The views down to Kings River from the Golden Staircase (very steep switchbacks going up Palisades Creek, and the last part of the JMT to be completed, in 1937) were breathtaking. I don’t know if anything will come out on the camera, though. It’s all too grand for a waterproof point-and-shoot.
When we finished the climb up the Golden Staircase, we were greeted by lovely lower Palisades Lake, in which I attempted to swim. So cold! I splashed about, rinsed out my clothes and generally did everything but submerge myself. That cold water makes my skin feel so alive, and really refreshed me from the climb.
People who we had met on the trail today were all bedding down by 3:30 with the intent of getting up early to tackle Mather Pass. But we felt good, and decided to go for it today. It was just too early to stop.
Passed the last Mountain Hemlock on our way south. I’ll miss John Muir’s favorite tree.
The last mile up to the pass is always the most difficult, the longest, the one that never seems to end. But eventually, like everything, it does end. We stopped to rest and set the timer on the camera for a victory photo.

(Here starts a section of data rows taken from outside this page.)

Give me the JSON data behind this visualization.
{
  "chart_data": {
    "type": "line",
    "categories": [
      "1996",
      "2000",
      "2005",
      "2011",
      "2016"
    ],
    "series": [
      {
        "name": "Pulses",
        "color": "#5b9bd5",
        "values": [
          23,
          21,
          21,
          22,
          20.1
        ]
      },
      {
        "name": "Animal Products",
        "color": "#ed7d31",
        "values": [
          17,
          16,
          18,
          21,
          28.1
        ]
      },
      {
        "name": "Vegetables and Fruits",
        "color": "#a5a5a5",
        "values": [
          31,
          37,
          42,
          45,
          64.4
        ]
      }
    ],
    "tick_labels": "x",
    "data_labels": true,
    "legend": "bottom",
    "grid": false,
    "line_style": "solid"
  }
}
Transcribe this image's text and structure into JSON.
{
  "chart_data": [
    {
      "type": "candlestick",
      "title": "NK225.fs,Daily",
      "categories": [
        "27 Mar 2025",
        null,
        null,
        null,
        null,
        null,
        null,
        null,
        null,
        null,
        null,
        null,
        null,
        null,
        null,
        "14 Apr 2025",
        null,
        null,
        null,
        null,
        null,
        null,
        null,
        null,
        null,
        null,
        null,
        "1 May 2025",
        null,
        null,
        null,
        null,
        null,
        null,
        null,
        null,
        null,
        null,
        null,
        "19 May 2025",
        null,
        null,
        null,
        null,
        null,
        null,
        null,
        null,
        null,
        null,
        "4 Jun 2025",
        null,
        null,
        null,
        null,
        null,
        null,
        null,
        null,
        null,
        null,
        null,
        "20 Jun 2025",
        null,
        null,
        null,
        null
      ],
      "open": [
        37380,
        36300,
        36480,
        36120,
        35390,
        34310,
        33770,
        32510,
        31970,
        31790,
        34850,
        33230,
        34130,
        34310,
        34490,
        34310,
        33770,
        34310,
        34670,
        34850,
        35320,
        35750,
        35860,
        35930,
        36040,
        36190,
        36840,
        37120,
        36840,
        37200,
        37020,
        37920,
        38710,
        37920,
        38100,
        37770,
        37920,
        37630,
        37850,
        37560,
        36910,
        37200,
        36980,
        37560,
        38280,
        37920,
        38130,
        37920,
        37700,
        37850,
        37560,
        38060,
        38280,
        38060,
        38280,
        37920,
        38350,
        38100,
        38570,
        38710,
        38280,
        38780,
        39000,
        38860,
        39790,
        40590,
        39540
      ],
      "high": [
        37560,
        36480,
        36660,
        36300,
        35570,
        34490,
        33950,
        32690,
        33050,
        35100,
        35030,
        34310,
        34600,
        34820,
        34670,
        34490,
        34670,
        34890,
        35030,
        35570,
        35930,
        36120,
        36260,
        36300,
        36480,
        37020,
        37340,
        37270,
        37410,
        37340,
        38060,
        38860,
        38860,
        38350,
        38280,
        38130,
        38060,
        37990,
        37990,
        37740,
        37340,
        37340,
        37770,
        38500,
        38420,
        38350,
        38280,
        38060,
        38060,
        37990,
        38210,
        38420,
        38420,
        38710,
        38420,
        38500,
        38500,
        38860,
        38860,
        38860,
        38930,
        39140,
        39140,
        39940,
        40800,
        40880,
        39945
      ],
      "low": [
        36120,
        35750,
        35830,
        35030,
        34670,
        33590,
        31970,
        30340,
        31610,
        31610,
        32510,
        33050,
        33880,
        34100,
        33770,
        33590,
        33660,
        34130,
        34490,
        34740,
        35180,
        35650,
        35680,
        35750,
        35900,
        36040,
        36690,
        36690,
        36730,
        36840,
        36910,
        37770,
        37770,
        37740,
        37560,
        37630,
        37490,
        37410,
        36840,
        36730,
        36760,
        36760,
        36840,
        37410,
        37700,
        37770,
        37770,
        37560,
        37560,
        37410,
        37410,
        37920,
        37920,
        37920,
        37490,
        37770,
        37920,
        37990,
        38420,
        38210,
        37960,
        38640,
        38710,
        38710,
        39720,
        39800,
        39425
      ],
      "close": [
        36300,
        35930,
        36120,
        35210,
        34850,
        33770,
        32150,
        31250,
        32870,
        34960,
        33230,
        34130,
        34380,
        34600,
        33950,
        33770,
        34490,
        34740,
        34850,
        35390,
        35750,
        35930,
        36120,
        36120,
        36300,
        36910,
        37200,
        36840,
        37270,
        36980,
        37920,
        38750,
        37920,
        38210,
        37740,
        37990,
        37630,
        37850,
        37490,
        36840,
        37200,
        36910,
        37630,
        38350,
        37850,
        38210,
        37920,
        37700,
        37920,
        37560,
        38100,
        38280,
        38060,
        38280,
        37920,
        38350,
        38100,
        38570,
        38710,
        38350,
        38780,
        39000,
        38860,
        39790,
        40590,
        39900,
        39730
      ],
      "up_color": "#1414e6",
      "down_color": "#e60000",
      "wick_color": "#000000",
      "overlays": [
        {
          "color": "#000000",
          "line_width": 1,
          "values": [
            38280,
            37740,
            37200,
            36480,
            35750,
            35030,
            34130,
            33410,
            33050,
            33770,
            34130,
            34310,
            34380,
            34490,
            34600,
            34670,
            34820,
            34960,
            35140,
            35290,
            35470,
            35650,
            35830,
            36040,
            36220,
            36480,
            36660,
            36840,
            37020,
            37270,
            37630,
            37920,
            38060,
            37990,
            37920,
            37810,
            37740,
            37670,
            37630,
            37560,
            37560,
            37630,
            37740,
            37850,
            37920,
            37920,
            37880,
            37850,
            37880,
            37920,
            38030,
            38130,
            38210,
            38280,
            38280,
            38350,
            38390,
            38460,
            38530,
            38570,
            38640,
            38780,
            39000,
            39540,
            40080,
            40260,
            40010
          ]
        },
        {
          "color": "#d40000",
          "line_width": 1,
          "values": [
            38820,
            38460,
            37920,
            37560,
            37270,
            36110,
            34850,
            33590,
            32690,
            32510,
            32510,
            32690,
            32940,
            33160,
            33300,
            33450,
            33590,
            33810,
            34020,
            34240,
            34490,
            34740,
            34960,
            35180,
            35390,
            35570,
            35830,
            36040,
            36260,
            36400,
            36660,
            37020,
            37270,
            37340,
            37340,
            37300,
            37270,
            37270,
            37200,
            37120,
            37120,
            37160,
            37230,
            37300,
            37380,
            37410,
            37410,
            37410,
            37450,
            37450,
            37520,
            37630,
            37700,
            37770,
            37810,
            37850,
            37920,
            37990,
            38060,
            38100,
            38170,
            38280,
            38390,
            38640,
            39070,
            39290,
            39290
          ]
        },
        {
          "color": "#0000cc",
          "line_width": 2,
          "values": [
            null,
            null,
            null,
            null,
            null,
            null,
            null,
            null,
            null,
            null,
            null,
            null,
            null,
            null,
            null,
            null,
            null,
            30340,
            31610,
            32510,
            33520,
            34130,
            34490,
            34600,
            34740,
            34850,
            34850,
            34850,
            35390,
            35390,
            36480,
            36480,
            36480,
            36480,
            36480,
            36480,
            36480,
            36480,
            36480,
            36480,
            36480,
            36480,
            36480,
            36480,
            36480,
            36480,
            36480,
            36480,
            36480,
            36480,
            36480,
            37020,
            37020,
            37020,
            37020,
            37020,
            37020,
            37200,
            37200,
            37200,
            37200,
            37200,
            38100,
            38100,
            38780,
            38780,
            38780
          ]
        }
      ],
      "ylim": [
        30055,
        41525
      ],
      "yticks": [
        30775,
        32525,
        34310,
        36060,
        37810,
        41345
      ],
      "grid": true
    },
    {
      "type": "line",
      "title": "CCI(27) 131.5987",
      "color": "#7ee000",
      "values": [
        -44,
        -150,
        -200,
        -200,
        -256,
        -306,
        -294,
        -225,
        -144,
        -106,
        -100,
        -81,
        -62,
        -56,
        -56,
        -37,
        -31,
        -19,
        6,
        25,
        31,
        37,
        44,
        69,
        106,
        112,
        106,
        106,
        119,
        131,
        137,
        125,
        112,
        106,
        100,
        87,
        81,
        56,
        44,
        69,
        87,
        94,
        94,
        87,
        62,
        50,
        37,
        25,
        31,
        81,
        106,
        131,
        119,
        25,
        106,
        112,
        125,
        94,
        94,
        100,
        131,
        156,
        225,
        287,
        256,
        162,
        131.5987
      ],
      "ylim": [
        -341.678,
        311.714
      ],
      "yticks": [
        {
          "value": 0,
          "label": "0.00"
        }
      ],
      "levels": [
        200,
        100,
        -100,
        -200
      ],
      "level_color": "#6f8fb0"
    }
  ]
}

Betty has been sending messages every evening on an In-Reach device to Tom and Dwight, letting them know where we are and that all is well. Generally, we get a message back, but there’s been no message since the night before last. So all the way up the long climb to Mather Pass, my mind started wondering if something was terribly wrong, maybe with one of our aging parents or something. Only because we are able to be in touch is it a problem to NOT hear from someone. By the time we reached the summit, both Betty and I were lost in our own little private hells of imagined disaster scenarios. It’s amazing what the mind can come up with, given the uninterrupted time and space to cogitate. I was plotting how to hike out, which passes I’d have to cross, and how soon I could make it to wherever I was needed. So we were relieved to hear this evening that all is well.
The landscape here is like the steppes of Mongolia (or so I imagine). It’s almost 9:00 PM and time for bed. Close to 14 miles today, and 4,000’ elevation gain. Biggest day yet, and I feel good. But too tired to eat more than a few bites of dinner. I’ll have the rest for breakfast.